A bottle of wine is like a time capsule, capturing a place in time.
I love what I do and I hope to express that through wine. It is such a great medium because so many different factors converge from myriad options and directions into one snap shot, one interpretation of many represented in the bottle. And yet, the wine continues to evolve in the bottle and change. Even though the factors that shaped it have passed, the evolution of that expression continues.
These limited wines are vineyard designations, originating from within the appellations of the Sonoma Coast, Russian River Valley and Sonoma Mountain. These celebrated vineyards came to be because of their unique blend of location, environmental influence and the people that passionately tend them. I’ve worked with each grower since 1997 and believe that human relationships also find their expression through grapes and wines. I believe that each vineyard’s terroir, or sense of place, is defined by the soil and climate but shaped by the steward.

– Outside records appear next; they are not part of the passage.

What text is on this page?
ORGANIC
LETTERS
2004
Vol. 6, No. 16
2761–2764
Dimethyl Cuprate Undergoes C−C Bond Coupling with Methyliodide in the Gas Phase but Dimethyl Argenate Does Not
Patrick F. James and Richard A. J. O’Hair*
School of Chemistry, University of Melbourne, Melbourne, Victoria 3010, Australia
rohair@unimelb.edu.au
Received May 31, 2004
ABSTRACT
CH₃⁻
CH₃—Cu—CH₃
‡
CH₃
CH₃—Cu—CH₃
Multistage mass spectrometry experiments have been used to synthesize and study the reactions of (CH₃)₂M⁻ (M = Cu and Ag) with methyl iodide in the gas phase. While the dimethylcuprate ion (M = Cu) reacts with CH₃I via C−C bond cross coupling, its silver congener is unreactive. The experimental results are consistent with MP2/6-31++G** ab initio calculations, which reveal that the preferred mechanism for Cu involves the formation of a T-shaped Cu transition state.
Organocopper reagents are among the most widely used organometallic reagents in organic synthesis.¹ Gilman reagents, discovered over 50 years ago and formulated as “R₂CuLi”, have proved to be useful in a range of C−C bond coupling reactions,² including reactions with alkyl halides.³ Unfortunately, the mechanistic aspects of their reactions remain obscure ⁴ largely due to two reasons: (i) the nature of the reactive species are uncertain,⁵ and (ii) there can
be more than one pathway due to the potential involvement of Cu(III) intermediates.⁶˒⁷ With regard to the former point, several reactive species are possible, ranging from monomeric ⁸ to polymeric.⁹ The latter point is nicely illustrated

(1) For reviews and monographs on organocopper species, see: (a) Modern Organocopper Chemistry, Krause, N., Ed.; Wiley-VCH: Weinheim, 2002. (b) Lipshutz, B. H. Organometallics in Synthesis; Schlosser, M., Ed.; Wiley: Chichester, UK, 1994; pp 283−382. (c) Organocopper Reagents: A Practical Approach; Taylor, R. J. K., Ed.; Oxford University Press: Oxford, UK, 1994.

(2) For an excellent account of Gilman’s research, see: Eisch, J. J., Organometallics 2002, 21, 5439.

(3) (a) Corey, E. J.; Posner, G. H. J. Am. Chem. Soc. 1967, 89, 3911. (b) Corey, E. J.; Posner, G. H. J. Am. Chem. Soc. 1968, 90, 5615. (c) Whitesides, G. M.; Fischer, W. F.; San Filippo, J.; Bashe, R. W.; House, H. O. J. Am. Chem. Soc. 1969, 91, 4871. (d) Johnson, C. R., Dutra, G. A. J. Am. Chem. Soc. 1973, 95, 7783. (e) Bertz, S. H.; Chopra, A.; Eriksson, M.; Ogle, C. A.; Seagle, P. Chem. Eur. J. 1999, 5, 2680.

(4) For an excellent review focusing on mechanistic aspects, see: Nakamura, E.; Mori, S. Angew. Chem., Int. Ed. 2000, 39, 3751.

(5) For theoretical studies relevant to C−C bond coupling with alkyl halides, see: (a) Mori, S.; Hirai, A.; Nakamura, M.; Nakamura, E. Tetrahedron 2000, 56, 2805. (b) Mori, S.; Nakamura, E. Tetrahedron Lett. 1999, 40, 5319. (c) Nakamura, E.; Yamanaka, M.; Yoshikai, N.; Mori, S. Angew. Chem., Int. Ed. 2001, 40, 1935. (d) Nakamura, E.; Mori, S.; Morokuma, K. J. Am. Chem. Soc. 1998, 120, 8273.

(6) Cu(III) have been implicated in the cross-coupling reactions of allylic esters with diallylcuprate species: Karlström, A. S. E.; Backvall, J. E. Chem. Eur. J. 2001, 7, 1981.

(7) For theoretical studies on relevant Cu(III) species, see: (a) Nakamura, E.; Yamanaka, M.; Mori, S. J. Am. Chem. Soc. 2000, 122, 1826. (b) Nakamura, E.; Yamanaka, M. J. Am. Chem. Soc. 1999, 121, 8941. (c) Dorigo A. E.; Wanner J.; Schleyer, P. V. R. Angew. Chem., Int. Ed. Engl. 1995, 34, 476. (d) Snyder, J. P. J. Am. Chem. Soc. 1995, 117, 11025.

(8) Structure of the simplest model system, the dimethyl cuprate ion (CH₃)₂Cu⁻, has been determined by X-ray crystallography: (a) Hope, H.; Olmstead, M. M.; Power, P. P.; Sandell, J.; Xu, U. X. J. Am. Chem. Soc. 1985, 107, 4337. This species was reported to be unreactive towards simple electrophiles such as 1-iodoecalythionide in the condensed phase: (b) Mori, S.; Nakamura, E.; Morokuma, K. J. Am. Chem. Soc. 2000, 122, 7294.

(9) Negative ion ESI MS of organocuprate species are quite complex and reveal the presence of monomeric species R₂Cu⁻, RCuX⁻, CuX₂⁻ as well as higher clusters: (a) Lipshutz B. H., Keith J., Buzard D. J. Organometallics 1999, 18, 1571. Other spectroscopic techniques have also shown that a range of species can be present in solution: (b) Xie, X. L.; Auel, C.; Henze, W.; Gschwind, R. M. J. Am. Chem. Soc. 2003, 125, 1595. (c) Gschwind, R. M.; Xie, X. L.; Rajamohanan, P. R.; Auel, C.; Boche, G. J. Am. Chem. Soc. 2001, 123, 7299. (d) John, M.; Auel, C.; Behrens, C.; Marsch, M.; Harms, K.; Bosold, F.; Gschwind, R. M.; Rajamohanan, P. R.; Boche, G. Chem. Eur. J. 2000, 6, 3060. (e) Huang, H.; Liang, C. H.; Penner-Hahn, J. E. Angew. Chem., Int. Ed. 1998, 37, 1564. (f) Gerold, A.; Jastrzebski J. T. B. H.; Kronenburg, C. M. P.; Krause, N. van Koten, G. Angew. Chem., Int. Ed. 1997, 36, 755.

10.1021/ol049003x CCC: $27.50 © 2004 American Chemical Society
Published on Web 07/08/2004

I do as much of the work in the vineyard and winery as I am able, from grape to glass. I work with my growers from pruning through harvest, gauging and shaping the conditions for the optimum development of fruit maturity and ripeness. Together we provide resources when needed and restrict them as necessary.
Through the cultivation of the grapes and the raising of the wine, it is my hope to shape the expression of a vineyard’s history, the effect of a growing season, the passion of the grower and the elements of Mother Nature into wines that are elegantly balanced, deliciously textured and firmly structured.
To that end, we rigorously sort the fruit in the vineyard and again at the winery. The Pinot noir is de-stemmed but not crushed and begins a cold soak for up to 10 days. Each season and the condition of the fruit dictate the pressing regime for the Chardonnay, whether whole cluster or de-stemmed and crushed.
Native yeast ferment the majority of these wines and native malolactic bacteria complete the secondary fermentations. The exception to wild yeast fermentations are in the Musque clone portions of the Porter-Bass and Ritchie Vineyard Chardonnays. Both varieties rest on their lees (sur lies) in barrel, aging in French Oak with just enough new wood to support the wine rather than overwhelm its voice. The percentage is about 50% new wood.
I try to stay out of the way during this time, just making sure the wines are on track and the barrels remain full. This minimal intervention continues with two rackings from barrel and back prior to bottling in order to preserve the freshness and character of the wine. As a result, you may find some sediment in your glass as the wines are bottled without fining or filtering.
I hope you enjoy tasting these wines as much as I enjoy making them.